Overall, your feedback does make me feel more relieved about all this locking considerations, probably enough to warrant removing all the warnings about possible data corruption from the documentation.
"But the query still executed reasonably quickly, without reaching the timeout. I would assume SQLite or even Lightroom itself would have their own built-in timeouts maybe? Is there a way to implement this as part of the query/asynctask?"
LR does have timeouts that I think are fairly long (e.g. 30 seconds) for its database accesses. All my plugins specify a timeout of 30 seconds when doing catalog:withWriteAccessDo(), and I've never had a problem with it -- timeouts occur only when the plugin is buggy or another plugin is misbehaving.
Your queries should all execute well under 1 second.
With the "sqlite3" program, you can specify a timeout with the ".timeout" command:
sqlite> .help ... .timeout MS Try opening locked tables for MS milliseconds
After your discovery that LR no longer puts an operating-system lock on the .lrcat file, I've been enhancing my Any Filter plugin to provide access to more information not accessible via the SDK. And I made the following important discovery:
Short version: Make sure that any plugin use of "sqlite3" opens the catalog database with "-readonly" or ".filectrl persist_wal true". Otherwise, the plugin won't see any catalog updates after the first time it is run in a session, and if LR terminates abnormally, all catalog changes made in that session will be lost.
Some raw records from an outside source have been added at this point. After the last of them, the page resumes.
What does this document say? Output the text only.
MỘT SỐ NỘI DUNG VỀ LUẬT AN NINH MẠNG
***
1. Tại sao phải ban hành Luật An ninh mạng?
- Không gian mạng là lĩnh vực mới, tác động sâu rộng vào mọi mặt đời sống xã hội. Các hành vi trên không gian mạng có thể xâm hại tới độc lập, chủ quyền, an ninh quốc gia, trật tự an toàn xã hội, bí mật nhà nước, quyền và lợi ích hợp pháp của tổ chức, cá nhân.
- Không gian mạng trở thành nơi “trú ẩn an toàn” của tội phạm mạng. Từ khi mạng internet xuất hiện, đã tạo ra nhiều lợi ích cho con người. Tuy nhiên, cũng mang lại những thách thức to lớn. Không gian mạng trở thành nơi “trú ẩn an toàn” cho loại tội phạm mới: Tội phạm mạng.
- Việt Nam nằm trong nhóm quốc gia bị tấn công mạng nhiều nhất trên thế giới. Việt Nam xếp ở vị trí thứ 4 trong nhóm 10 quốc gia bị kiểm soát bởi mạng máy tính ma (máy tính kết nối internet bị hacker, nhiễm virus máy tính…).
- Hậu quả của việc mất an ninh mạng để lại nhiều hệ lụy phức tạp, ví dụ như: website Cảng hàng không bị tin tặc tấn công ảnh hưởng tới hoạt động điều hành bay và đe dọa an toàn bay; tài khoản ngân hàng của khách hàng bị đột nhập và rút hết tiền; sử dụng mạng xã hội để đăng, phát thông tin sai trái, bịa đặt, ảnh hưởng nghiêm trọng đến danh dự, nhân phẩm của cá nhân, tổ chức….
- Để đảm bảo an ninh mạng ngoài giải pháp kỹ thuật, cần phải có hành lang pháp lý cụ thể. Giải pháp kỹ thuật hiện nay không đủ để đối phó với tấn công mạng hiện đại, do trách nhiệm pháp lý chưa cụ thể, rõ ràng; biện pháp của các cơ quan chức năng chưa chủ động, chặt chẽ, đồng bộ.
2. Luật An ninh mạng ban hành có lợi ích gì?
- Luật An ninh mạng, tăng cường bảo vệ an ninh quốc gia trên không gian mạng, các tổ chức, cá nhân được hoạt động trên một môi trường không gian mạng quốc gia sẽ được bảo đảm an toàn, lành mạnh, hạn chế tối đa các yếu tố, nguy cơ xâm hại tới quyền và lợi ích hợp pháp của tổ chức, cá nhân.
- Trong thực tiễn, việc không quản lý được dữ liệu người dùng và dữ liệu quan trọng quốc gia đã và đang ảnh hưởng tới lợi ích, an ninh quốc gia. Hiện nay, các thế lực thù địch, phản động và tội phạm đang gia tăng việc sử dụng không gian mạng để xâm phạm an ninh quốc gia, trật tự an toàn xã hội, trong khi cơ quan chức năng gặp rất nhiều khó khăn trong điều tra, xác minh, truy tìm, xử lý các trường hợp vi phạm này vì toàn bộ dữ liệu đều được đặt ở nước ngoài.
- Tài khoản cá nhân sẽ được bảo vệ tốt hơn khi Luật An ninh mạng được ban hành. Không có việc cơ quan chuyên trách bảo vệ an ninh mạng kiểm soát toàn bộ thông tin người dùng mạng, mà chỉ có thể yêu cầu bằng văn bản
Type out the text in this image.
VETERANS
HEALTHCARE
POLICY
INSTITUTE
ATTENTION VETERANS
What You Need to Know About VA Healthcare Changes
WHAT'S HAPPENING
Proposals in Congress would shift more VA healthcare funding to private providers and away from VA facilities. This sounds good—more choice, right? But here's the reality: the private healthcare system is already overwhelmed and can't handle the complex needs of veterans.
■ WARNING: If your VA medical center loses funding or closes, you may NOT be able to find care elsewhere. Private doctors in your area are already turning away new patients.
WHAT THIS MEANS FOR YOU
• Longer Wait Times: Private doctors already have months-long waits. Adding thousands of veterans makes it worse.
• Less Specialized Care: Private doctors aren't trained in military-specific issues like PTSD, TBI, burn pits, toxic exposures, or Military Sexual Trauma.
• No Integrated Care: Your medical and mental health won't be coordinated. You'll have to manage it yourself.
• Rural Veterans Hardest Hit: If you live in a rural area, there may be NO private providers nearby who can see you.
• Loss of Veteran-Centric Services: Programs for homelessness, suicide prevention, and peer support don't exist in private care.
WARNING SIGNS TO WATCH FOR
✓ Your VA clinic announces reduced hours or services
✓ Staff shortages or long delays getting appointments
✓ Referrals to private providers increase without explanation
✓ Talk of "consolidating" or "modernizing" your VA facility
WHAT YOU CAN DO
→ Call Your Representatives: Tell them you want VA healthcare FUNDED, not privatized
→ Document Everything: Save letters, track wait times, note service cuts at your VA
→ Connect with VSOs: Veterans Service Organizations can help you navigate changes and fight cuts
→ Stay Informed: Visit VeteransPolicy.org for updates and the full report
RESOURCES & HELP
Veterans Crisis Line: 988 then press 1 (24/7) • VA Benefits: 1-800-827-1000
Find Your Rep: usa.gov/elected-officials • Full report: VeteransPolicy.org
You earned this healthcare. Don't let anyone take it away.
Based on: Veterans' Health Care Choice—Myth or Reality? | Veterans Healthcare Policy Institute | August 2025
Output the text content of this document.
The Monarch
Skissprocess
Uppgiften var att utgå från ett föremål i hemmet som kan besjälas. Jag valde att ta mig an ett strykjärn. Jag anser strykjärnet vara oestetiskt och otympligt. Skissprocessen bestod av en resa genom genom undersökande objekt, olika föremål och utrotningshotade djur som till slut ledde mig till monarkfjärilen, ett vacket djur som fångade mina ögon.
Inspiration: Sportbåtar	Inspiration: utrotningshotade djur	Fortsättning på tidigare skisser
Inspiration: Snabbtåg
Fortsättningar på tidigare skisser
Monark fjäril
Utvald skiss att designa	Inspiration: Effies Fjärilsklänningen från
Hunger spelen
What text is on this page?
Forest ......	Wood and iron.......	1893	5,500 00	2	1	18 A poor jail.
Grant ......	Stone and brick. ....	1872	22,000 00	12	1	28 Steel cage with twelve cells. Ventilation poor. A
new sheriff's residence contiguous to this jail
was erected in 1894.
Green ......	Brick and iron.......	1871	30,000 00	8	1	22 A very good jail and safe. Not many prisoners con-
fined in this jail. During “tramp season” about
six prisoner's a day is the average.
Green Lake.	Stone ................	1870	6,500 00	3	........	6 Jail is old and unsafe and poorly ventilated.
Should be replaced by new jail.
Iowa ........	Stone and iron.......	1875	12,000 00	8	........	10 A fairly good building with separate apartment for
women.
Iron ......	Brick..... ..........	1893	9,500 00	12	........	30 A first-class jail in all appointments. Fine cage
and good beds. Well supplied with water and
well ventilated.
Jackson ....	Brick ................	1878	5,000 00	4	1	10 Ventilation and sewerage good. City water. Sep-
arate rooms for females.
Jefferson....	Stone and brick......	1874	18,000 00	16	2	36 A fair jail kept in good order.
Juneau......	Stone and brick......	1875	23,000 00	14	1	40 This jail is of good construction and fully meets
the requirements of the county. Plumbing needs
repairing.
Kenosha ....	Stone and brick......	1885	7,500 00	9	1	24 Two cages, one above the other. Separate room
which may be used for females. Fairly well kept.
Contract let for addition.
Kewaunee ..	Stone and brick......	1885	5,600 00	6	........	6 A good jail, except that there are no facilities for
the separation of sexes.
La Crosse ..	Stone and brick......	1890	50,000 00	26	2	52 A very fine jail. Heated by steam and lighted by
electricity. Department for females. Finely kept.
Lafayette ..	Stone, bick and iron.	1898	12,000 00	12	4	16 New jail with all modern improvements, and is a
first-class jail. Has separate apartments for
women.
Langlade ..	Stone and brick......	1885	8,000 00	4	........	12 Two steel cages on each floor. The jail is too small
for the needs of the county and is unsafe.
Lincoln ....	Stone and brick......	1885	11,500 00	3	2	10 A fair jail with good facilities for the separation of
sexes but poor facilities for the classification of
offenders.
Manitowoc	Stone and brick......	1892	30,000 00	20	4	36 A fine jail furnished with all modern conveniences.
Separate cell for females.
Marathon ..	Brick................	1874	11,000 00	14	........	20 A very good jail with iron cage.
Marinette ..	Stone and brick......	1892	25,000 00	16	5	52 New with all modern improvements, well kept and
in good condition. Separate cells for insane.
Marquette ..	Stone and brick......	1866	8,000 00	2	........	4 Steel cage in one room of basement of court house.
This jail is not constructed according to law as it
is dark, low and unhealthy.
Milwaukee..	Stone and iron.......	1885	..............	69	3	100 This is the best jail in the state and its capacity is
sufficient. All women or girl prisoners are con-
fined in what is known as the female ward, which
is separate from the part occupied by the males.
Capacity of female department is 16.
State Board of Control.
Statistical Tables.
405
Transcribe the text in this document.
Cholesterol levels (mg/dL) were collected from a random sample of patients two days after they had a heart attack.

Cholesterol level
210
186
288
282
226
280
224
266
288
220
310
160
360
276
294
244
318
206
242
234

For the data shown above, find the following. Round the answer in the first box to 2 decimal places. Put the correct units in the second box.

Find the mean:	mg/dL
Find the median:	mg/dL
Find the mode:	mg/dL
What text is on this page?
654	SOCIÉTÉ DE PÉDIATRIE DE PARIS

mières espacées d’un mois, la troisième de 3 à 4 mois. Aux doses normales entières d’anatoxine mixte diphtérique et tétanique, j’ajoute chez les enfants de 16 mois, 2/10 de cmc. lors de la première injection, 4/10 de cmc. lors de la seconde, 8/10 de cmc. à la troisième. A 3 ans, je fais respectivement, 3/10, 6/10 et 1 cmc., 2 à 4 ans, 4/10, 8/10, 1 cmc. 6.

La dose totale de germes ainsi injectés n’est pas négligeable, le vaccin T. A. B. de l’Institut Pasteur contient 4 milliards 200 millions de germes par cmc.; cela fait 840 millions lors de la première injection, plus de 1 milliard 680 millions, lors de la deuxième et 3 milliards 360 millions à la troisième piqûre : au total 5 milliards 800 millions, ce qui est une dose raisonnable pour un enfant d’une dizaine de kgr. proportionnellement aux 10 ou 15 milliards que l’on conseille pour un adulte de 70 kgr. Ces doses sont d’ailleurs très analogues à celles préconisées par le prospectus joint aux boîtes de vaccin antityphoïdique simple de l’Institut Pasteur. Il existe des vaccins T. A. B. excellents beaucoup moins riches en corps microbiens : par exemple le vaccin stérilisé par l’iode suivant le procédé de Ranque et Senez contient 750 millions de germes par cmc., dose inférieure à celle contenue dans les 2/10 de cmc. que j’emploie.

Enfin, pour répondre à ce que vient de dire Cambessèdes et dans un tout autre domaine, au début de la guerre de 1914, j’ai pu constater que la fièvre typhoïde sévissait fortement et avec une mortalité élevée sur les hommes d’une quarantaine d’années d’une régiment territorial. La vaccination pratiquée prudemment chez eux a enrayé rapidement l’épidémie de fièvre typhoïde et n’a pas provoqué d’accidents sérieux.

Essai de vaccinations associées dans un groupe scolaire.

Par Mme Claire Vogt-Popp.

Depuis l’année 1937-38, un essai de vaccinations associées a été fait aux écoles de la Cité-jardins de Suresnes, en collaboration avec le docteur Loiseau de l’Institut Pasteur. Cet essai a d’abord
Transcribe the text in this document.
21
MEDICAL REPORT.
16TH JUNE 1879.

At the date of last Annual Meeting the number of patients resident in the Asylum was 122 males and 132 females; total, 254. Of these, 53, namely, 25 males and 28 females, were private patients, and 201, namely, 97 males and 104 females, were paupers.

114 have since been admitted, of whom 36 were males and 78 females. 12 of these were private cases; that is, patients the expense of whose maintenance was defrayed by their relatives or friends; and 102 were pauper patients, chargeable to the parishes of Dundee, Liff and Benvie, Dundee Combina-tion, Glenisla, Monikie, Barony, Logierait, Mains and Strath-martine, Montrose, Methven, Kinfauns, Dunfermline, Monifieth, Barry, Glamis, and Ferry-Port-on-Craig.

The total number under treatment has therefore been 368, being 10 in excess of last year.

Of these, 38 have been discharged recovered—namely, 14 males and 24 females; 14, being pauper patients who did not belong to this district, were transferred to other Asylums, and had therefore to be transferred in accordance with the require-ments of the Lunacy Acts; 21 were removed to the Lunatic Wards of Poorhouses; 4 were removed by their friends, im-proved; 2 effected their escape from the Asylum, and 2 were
If you run "sqlite3" to query the catalog while LR is running, when it exits, "sqlite3" will delete the transaction-log files (the -wal and -shm files) from the directory containing the .lrcat files. LR still has open file handles on them and will continue to operate normally, except in one circumstance: If LR exits abnormally (crashes or is force-quit), and then restarts, it won't find the previous -wal and -shm files (because they were deleted by "sqlite3"), and all changes (transactions) made in the previous session that were recording in the -wal file will be lost.
Normally, SQLite allows robust concurrent access by multiple client apps. I think LR must be doing something non-standard/non-default in the way it opens the catalog database that's fooling "sqlite3" into thinking that when it exits, it has the last open connection on the database, so it truncates the transaction log and deletes it.
It's easy to demonstrate this bad behavior on Mac (haven't tested the details on Windows):
1. Start LR. Observe the presence of -wal/shm files in the catalog folder.
2. Run "sqlite3" and select the history steps for an image. Observe they are all returned. Also observe that the -wal/shm files are now gone.
2b. (Optional) Run "iosnoop" and observe that LR still writes to the -wal/shm files as you make changes in LR.
3. Change a Develop setting for the image.
4. Run "sqlite3" again and observe that it doesn't return the new history step.
5. Force-quit (kill) LR and restart it.
6. Observe that the change to the image made in step 3 has been lost.
The workaround is easy: Always have "sqlite3" open the catalog database in readonly mode with "-readonly". Alternatively, use the command ".filectrl persist_wal true" before exiting "sqlite3", which tells it to not delete the -wal/shm transaction log on exit if if it thinks it's the last open connection.